Das Rötelnvirus ist ein umhülltes RNA-Virus (RNA steht für ribonucleic acid), dass in der Familie der Togaviridae dem Genus Rubivirus zugeordnet wird. Der Mensch ist der einzige bekannte natürliche Wirt für das Rötelnvirus.2

 

1.2 Epidemiologie (Verbreitung und Übertragbarkeit)
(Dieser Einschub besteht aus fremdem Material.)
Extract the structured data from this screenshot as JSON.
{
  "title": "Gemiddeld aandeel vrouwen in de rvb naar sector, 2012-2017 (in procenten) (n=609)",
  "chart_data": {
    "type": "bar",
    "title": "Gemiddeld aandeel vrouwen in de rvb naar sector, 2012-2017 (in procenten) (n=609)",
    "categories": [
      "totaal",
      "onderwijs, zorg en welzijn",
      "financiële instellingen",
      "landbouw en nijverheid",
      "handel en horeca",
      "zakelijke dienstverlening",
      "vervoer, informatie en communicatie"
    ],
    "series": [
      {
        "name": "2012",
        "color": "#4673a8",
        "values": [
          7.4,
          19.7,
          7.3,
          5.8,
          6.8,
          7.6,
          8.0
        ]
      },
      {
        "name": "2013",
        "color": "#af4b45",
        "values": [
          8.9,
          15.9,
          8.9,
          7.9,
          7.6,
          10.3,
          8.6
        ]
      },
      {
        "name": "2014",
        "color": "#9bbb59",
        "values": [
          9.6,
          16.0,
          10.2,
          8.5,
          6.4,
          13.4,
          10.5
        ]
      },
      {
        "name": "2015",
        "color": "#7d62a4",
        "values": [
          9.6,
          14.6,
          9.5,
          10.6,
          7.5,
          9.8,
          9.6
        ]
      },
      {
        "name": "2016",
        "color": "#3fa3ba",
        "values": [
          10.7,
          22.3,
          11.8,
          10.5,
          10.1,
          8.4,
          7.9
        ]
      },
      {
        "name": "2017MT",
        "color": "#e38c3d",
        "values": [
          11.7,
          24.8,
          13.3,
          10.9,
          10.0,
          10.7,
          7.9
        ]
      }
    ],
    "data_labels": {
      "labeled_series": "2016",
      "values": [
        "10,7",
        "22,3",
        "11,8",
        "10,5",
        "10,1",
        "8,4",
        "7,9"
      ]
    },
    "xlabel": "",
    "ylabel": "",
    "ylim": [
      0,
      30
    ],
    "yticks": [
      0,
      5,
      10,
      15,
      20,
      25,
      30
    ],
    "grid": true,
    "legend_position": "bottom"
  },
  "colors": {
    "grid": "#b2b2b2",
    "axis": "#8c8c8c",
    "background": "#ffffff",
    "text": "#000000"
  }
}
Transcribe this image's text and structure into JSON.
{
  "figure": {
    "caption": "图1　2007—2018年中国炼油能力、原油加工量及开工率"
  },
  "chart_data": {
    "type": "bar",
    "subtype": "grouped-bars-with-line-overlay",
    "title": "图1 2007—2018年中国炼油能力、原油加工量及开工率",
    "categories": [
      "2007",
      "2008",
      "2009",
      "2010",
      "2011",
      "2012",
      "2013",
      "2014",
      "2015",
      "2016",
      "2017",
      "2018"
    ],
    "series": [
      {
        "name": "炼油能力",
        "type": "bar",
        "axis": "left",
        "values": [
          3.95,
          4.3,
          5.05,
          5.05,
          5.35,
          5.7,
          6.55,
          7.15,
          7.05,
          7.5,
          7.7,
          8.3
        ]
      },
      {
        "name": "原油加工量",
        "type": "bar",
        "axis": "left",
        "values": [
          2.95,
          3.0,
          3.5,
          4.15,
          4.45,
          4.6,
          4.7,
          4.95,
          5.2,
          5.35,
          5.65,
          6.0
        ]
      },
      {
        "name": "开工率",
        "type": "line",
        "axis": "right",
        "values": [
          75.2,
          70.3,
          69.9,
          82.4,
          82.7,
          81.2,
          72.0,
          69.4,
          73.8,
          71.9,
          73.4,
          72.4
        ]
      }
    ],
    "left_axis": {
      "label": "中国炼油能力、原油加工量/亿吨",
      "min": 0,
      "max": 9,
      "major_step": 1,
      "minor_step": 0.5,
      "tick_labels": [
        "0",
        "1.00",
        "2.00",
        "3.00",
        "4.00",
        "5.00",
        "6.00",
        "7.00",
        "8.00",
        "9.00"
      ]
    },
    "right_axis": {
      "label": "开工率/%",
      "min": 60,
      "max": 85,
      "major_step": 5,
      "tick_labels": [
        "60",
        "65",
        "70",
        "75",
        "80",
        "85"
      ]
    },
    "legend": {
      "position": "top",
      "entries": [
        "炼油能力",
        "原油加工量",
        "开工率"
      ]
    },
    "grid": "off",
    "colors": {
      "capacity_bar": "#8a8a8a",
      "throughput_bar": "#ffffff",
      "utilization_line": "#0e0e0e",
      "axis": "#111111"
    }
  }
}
Die Übertragung erfolgt durch eine Tröpfcheninfektion, also über Speichel, der beim Husten, Niesen oder Atmen in die Luft gelangt und von anderen aufgenommen wird. Möglich ist auch eine Übertragung während der Schwangerschaft durch die Plazenta hindurch. In diesem Fall spricht man von einer diaplazentaren Übertragung. Die Ansteckungsgefahr, auch Kontagiosität genannt, ist hoch: die Wahrscheinlichkeit, dass eine infizierte Person erkennbar erkrankt, liegt bei 50%. Die infizierten Personen sind 7 Tage vor bis 7 Tage nach Beginn des Ausschlags infektiös und die Inkubationszeit beträgt 14 bis 21 Tage. Allerdings können Kinder, welche sich im Mutterleib (konnatal) mit Röteln infiziert haben, das Virus noch ein Jahr lang weiter ausscheiden.3

In Deutschland liegt der Altersgipfel zwischen 5 bis 9 Jahren, wobei sich auch immer mehr Jugendliche und junge Erwachsene anstecken.1

 

1.3 Pathogenese (Entstehung und Entwicklung der Krankheit)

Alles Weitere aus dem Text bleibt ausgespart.